Thursday, November 30, 2006

O, To be a Turk in Pants

"Was für Hose ist die?"
-Austrians. Scared, bewildered Austrians.

I risk losing the friendship of my Austrian acquaintances with the following admission but I must declare it: I am actually pretty down with Turks in Austria. I am talking, of course, about Turkish males (they don’t see fit to let the women out that often). As with most things in life, it comes down to pants. For it is the Turks and I who alienate ourselves, strangers in a strange land, from the hegemonic cultural mode: the Culture of Fine-Pants. The Teutonic men of Austria are not to be found wearing anything but the finest pantwear—blue jeans and slacks of a very distinctive and conservative cut, be it a Sunday jaunt with the family, a quick trip to the Tobacconist, or a grocery run.
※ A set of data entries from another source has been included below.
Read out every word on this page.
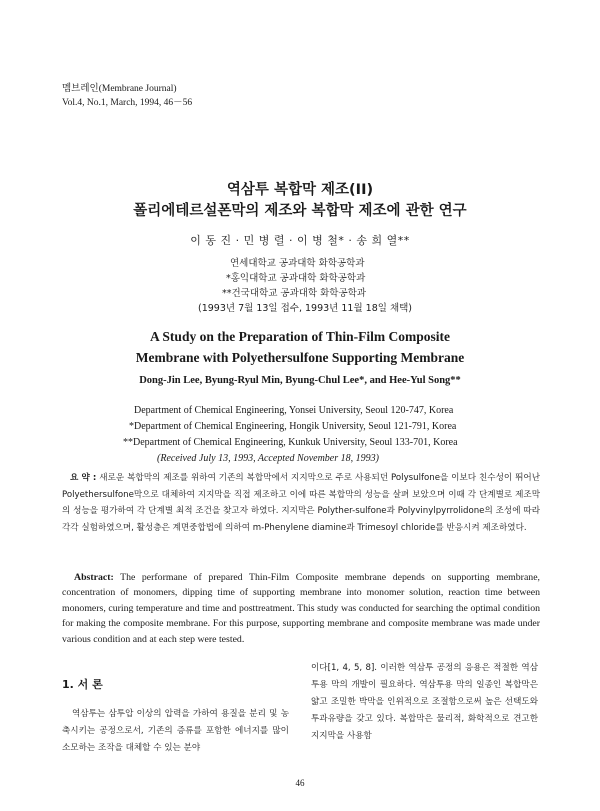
멤브레인(Membrane Journal)
Vol.4, No.1, March, 1994, 46－56
역삼투 복합막 제조(II)
폴리에테르설폰막의 제조와 복합막 제조에 관한 연구
이 동 진 · 민 병 렬 · 이 병 철* · 송 희 열**
연세대학교 공과대학 화학공학과
*홍익대학교 공과대학 화학공학과
**건국대학교 공과대학 화학공학과
(1993년 7월 13일 접수, 1993년 11월 18일 채택)
A Study on the Preparation of Thin-Film Composite
Membrane with Polyethersulfone Supporting Membrane
Dong-Jin Lee, Byung-Ryul Min, Byung-Chul Lee*, and Hee-Yul Song**
Department of Chemical Engineering, Yonsei University, Seoul 120-747, Korea
*Department of Chemical Engineering, Hongik University, Seoul 121-791, Korea
**Department of Chemical Engineering, Kunkuk University, Seoul 133-701, Korea
(Received July 13, 1993, Accepted November 18, 1993)
요 약 : 새로운 복합막의 제조를 위하여 기존의 복합막에서 지지막으로 주로 사용되던 Polysulfone을 이보다 친수성이 뛰어난 Polyethersulfone막으로 대체하여 지지막을 직접 제조하고 이에 따른 복합막의 성능을 살펴 보았으며 이때 각 단계별로 제조막의 성능을 평가하여 각 단계별 최적 조건을 찾고자 하였다. 지지막은 Polyther-sulfone과 Polyvinylpyrrolidone의 조성에 따라 각각 실험하였으며, 활성층은 계면중합법에 의하여 m-Phenylene diamine과 Trimesoyl chloride를 반응시켜 제조하였다.
Abstract: The performane of prepared Thin-Film Composite membrane depends on supporting membrane, concentration of monomers, dipping time of supporting membrane into monomer solution, reaction time between monomers, curing temperature and time and posttreatment. This study was conducted for searching the optimal condition for making the composite membrane. For this purpose, supporting membrane and composite membrane was made under various condition and at each step were tested.
1. 서 론
역삼투는 삼투압 이상의 압력을 가하여 용질을 분리 및 농축시키는 공정으로서, 기존의 증류를 포함한 에너지를 많이 소모하는 조작을 대체할 수 있는 분야
이다[1, 4, 5, 8]. 이러한 역삼투 공정의 응용은 적절한 역삼투용 막의 개발이 필요하다. 역삼투용 막의 일종인 복합막은 얇고 조밀한 박막을 인위적으로 조절함으로써 높은 선택도와 투과유량을 갖고 있다. 복합막은 물리적, 화학적으로 견고한 지지막을 사용함
46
Not so swarthy and unwelcome children of Islam, not so Kevin! No, the Turks, me and the Turks, we take the Wrench of Anarchy and heave it into the well-oiled machine of Austrian society by daring to wear Leisure-Pants. Leisure-Pants! A day of strenuous errands? Hold on, let me put on my sport-pants. Heading to the bar? One moment, I gotta put on my hot-pants. Ah, we’re gonna take a walk in the hills on a sunny day? Just a sec, I must throw on my short-pants. It is no coincidence that when I pass a Turk on the streets of my little provincial town, we lower our guard and give each other the man-nod. Indeed we have just held a dialogue of the most transcendent sublimity, if not a dialectic (our dialectic would only progress thusly: “thesis – thesis – thesis”; that is, “Leisure-Pants. Leisure-Pants? Leisure-Pants!). What we are both saying, and saying only with our pants, may be translated into Mulkeenian English as “Hey. I see what you’re doing. And I like it.”

2 comments:

Joe said...

Do I understand by your italics that terms such as Fine-pants and Leisure-pants are fancy German compound nouns? And further, might I suggest to those people in charge of such things that, in true Teutonic fashion, the Austrians ban said words outright, thus driving the un-fine-pants-wearing community underground?

Unknown said...

I have had a similar experience in Mexico. Despite the six months of nonstop rain, Mexicans refuse to use either umbrellas or galoshes. I, therefore, in my deep desire to remain dry, get many a scoff as I traipse all seca-like down the streets of Tapachula.